I've found dead this morning on bottom of tank but others are thriving. I'm getting them pellets that's I grounded up


----------



## SeaKnight (May 24, 2013)

resa said:


> I've found dead this morning on bottom of tank but others are thriving. I'm getting them pellets that's I grounded up


Sorry to hear, but unfortunately it happens (My clutch was originally 16).. You could also try getting some Daphnia or cooked egg yolk mashed into a paste (I always hard boiled the eggs and then removed the yolk and mashed it with a fork)...


----------



## resa (Dec 23, 2012)

does petco or pet smart sell daphnia


----------



## SeaKnight (May 24, 2013)

I don't know, but you can order it online... Or check with you Local shops...


----------



## Skyewillow (Dec 28, 2012)

Don't buy Magna, they're too big.


----------



## MattsBettas (Dec 18, 2012)

Also, don't do 100% changes.
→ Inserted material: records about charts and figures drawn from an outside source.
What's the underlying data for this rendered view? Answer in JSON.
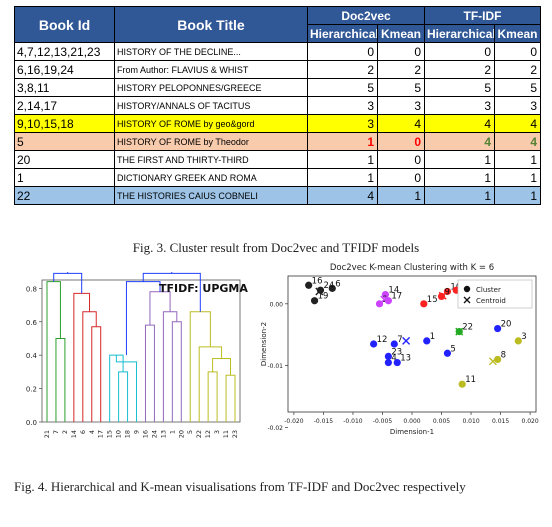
{
  "table": {
    "headers": {
      "book_id": "Book Id",
      "book_title": "Book Title",
      "doc2vec": "Doc2vec",
      "tfidf": "TF-IDF",
      "hierarchical": "Hierarchical",
      "kmean": "Kmean"
    },
    "rows": [
      {
        "id": "4,7,12,13,21,23",
        "title": "HISTORY OF THE DECLINE...",
        "d2v_h": "0",
        "d2v_k": "0",
        "tf_h": "0",
        "tf_k": "0"
      },
      {
        "id": "6,16,19,24",
        "title": "From Author: FLAVIUS & WHIST",
        "d2v_h": "2",
        "d2v_k": "2",
        "tf_h": "2",
        "tf_k": "2"
      },
      {
        "id": "3,8,11",
        "title": "HISTORY PELOPONNES/GREECE",
        "d2v_h": "5",
        "d2v_k": "5",
        "tf_h": "5",
        "tf_k": "5"
      },
      {
        "id": "2,14,17",
        "title": "HISTORY/ANNALS OF TACITUS",
        "d2v_h": "3",
        "d2v_k": "3",
        "tf_h": "3",
        "tf_k": "3"
      },
      {
        "id": "9,10,15,18",
        "title": "HISTORY OF ROME by geo&gord",
        "d2v_h": "3",
        "d2v_k": "4",
        "tf_h": "4",
        "tf_k": "4"
      },
      {
        "id": "5",
        "title": "HISTORY OF ROME by Theodor",
        "d2v_h": "1",
        "d2v_k": "0",
        "tf_h": "4",
        "tf_k": "4"
      },
      {
        "id": "20",
        "title": "THE FIRST AND THIRTY-THIRD",
        "d2v_h": "1",
        "d2v_k": "0",
        "tf_h": "1",
        "tf_k": "1"
      },
      {
        "id": "1",
        "title": "DICTIONARY GREEK AND ROMA",
        "d2v_h": "1",
        "d2v_k": "0",
        "tf_h": "1",
        "tf_k": "1"
      },
      {
        "id": "22",
        "title": "THE HISTORIES CAIUS COBNELI",
        "d2v_h": "4",
        "d2v_k": "1",
        "tf_h": "1",
        "tf_k": "1"
      }
    ]
  },
  "captions": {
    "fig3": "Fig. 3.   Cluster result from Doc2vec and TFIDF models",
    "fig4": "Fig. 4.   Hierarchical and K-mean visualisations from TF-IDF and Doc2vec respectively"
  },
  "chart_data": [
    {
      "type": "dendrogram",
      "title": "TFIDF: UPGMA",
      "ylim": [
        0,
        0.85
      ],
      "yticks": [
        "0.0",
        "0.2",
        "0.4",
        "0.6",
        "0.8"
      ],
      "leaves": [
        "21",
        "7",
        "2",
        "14",
        "6",
        "4",
        "17",
        "15",
        "10",
        "18",
        "9",
        "16",
        "24",
        "13",
        "1",
        "20",
        "5",
        "22",
        "12",
        "3",
        "11",
        "23"
      ],
      "colors": {
        "c1": "#2ca02c",
        "c2": "#d62728",
        "c3": "#17becf",
        "c4": "#9467bd",
        "c5": "#bcbd22",
        "link": "#1f3fff"
      }
    },
    {
      "type": "scatter",
      "title": "Doc2vec K-mean Clustering with K = 6",
      "xlabel": "Dimension-1",
      "ylabel": "Dimension-2",
      "xlim": [
        -0.021,
        0.021
      ],
      "ylim": [
        -0.0175,
        0.0045
      ],
      "xticks": [
        "-0.020",
        "-0.015",
        "-0.010",
        "-0.005",
        "0.000",
        "0.005",
        "0.010",
        "0.015",
        "0.020"
      ],
      "yticks": [
        "0.00",
        "-0.01",
        "-0.02"
      ],
      "legend": {
        "cluster": "Cluster",
        "centroid": "Centroid",
        "position": "top-right"
      },
      "points": [
        {
          "label": "16",
          "x": -0.0175,
          "y": 0.003,
          "color": "#222222"
        },
        {
          "label": "6",
          "x": -0.0135,
          "y": 0.0025,
          "color": "#222222"
        },
        {
          "label": "24",
          "x": -0.0155,
          "y": 0.0022,
          "color": "#222222"
        },
        {
          "label": "19",
          "x": -0.0165,
          "y": 0.0005,
          "color": "#222222"
        },
        {
          "label": "10",
          "x": 0.006,
          "y": 0.002,
          "color": "#ff2222"
        },
        {
          "label": "18",
          "x": 0.0075,
          "y": 0.0022,
          "color": "#ff2222"
        },
        {
          "label": "9",
          "x": 0.005,
          "y": 0.0012,
          "color": "#ff2222"
        },
        {
          "label": "15",
          "x": 0.002,
          "y": 0.0,
          "color": "#ff2222"
        },
        {
          "label": "14",
          "x": -0.0045,
          "y": 0.0015,
          "color": "#cc44ff"
        },
        {
          "label": "2",
          "x": -0.0055,
          "y": 0.0,
          "color": "#cc44ff"
        },
        {
          "label": "17",
          "x": -0.004,
          "y": 0.0005,
          "color": "#cc44ff"
        },
        {
          "label": "12",
          "x": -0.0065,
          "y": -0.0065,
          "color": "#2222ff"
        },
        {
          "label": "7",
          "x": -0.003,
          "y": -0.0065,
          "color": "#2222ff"
        },
        {
          "label": "23",
          "x": -0.004,
          "y": -0.0085,
          "color": "#2222ff"
        },
        {
          "label": "4",
          "x": -0.004,
          "y": -0.0095,
          "color": "#2222ff"
        },
        {
          "label": "13",
          "x": -0.0025,
          "y": -0.0095,
          "color": "#2222ff"
        },
        {
          "label": "1",
          "x": 0.0025,
          "y": -0.006,
          "color": "#2222ff"
        },
        {
          "label": "5",
          "x": 0.006,
          "y": -0.008,
          "color": "#2222ff"
        },
        {
          "label": "20",
          "x": 0.0145,
          "y": -0.004,
          "color": "#2222ff"
        },
        {
          "label": "22",
          "x": 0.008,
          "y": -0.0045,
          "color": "#22aa22"
        },
        {
          "label": "3",
          "x": 0.018,
          "y": -0.006,
          "color": "#bbbb22"
        },
        {
          "label": "8",
          "x": 0.0145,
          "y": -0.009,
          "color": "#bbbb22"
        },
        {
          "label": "11",
          "x": 0.0085,
          "y": -0.013,
          "color": "#bbbb22"
        }
      ],
      "centroids": [
        {
          "x": -0.0157,
          "y": 0.002,
          "color": "#222222"
        },
        {
          "x": 0.0052,
          "y": 0.0013,
          "color": "#ff2222"
        },
        {
          "x": -0.0047,
          "y": 0.0007,
          "color": "#cc44ff"
        },
        {
          "x": -0.001,
          "y": -0.006,
          "color": "#2222ff"
        },
        {
          "x": 0.008,
          "y": -0.0045,
          "color": "#22aa22"
        },
        {
          "x": 0.0137,
          "y": -0.0093,
          "color": "#bbbb22"
        }
      ]
    }
  ]
}
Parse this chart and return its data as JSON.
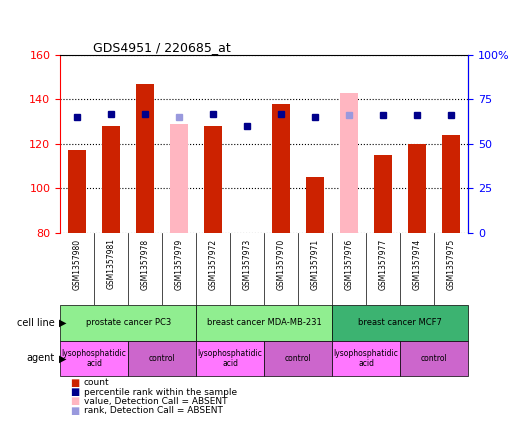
{
  "title": "GDS4951 / 220685_at",
  "samples": [
    "GSM1357980",
    "GSM1357981",
    "GSM1357978",
    "GSM1357979",
    "GSM1357972",
    "GSM1357973",
    "GSM1357970",
    "GSM1357971",
    "GSM1357976",
    "GSM1357977",
    "GSM1357974",
    "GSM1357975"
  ],
  "count_values": [
    117,
    128,
    147,
    null,
    128,
    80,
    138,
    105,
    null,
    115,
    120,
    124
  ],
  "count_absent": [
    null,
    null,
    null,
    129,
    null,
    null,
    null,
    null,
    143,
    null,
    null,
    null
  ],
  "percentile_values": [
    65,
    67,
    67,
    null,
    67,
    60,
    67,
    65,
    null,
    66,
    66,
    66
  ],
  "percentile_absent": [
    null,
    null,
    null,
    65,
    null,
    null,
    null,
    null,
    66,
    null,
    null,
    null
  ],
  "ylim_left": [
    80,
    160
  ],
  "ylim_right": [
    0,
    100
  ],
  "yticks_left": [
    80,
    100,
    120,
    140,
    160
  ],
  "yticks_right": [
    0,
    25,
    50,
    75,
    100
  ],
  "ytick_labels_right": [
    "0",
    "25",
    "50",
    "75",
    "100%"
  ],
  "cell_line_groups": [
    {
      "label": "prostate cancer PC3",
      "start": 0,
      "end": 4,
      "color": "#90EE90"
    },
    {
      "label": "breast cancer MDA-MB-231",
      "start": 4,
      "end": 8,
      "color": "#90EE90"
    },
    {
      "label": "breast cancer MCF7",
      "start": 8,
      "end": 12,
      "color": "#3CB371"
    }
  ],
  "agent_groups": [
    {
      "label": "lysophosphatidic\nacid",
      "start": 0,
      "end": 2,
      "color": "#FF77FF"
    },
    {
      "label": "control",
      "start": 2,
      "end": 4,
      "color": "#CC66CC"
    },
    {
      "label": "lysophosphatidic\nacid",
      "start": 4,
      "end": 6,
      "color": "#FF77FF"
    },
    {
      "label": "control",
      "start": 6,
      "end": 8,
      "color": "#CC66CC"
    },
    {
      "label": "lysophosphatidic\nacid",
      "start": 8,
      "end": 10,
      "color": "#FF77FF"
    },
    {
      "label": "control",
      "start": 10,
      "end": 12,
      "color": "#CC66CC"
    }
  ],
  "bar_color": "#CC2200",
  "absent_bar_color": "#FFB6C1",
  "dot_color": "#00008B",
  "absent_dot_color": "#9999DD",
  "bar_width": 0.55,
  "dot_size": 5,
  "grid_color": "#000000",
  "bg_color": "#FFFFFF",
  "cell_line_label": "cell line",
  "agent_label": "agent",
  "legend_items": [
    {
      "label": "count",
      "color": "#CC2200"
    },
    {
      "label": "percentile rank within the sample",
      "color": "#00008B"
    },
    {
      "label": "value, Detection Call = ABSENT",
      "color": "#FFB6C1"
    },
    {
      "label": "rank, Detection Call = ABSENT",
      "color": "#9999DD"
    }
  ]
}
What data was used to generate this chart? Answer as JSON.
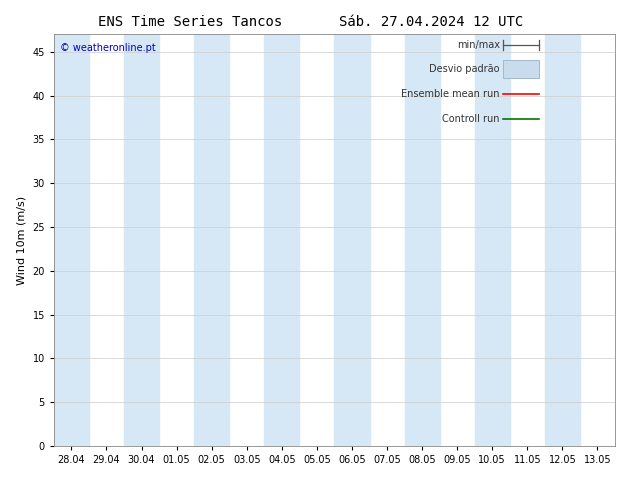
{
  "title_left": "ENS Time Series Tancos",
  "title_right": "Sáb. 27.04.2024 12 UTC",
  "watermark": "© weatheronline.pt",
  "ylabel": "Wind 10m (m/s)",
  "ylim": [
    0,
    47
  ],
  "yticks": [
    0,
    5,
    10,
    15,
    20,
    25,
    30,
    35,
    40,
    45
  ],
  "x_labels": [
    "28.04",
    "29.04",
    "30.04",
    "01.05",
    "02.05",
    "03.05",
    "04.05",
    "05.05",
    "06.05",
    "07.05",
    "08.05",
    "09.05",
    "10.05",
    "11.05",
    "12.05",
    "13.05"
  ],
  "shaded_indices": [
    0,
    2,
    4,
    6,
    8,
    10,
    12,
    14
  ],
  "shaded_color": "#d6e8f5",
  "background_color": "#ffffff",
  "plot_bg_color": "#ffffff",
  "minmax_color": "#555555",
  "std_fill_color": "#c8dced",
  "std_edge_color": "#a0b8cc",
  "mean_color": "#ff0000",
  "control_color": "#007700",
  "title_fontsize": 10,
  "label_fontsize": 8,
  "tick_fontsize": 7,
  "watermark_color": "#0000cc",
  "watermark_fontsize": 7,
  "legend_text_color": "#333333",
  "legend_fontsize": 7
}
Fry are really sensitive to param changes and should get small, frequent changes, not large ones.


----------



## resa (Dec 23, 2012)

thanks for telling me. Well the mollies are now joined by 20 platy fry born this morning


----------



## dramaqueen (Jul 7, 2008)

I believe Petsmart sells frozen daphnia. At least mine didnin Kentucky.


----------



## resa (Dec 23, 2012)

all but 1 molly fry has died. and I've accumulated about 10, more platy fry
_Posted via Mobile Device_


----------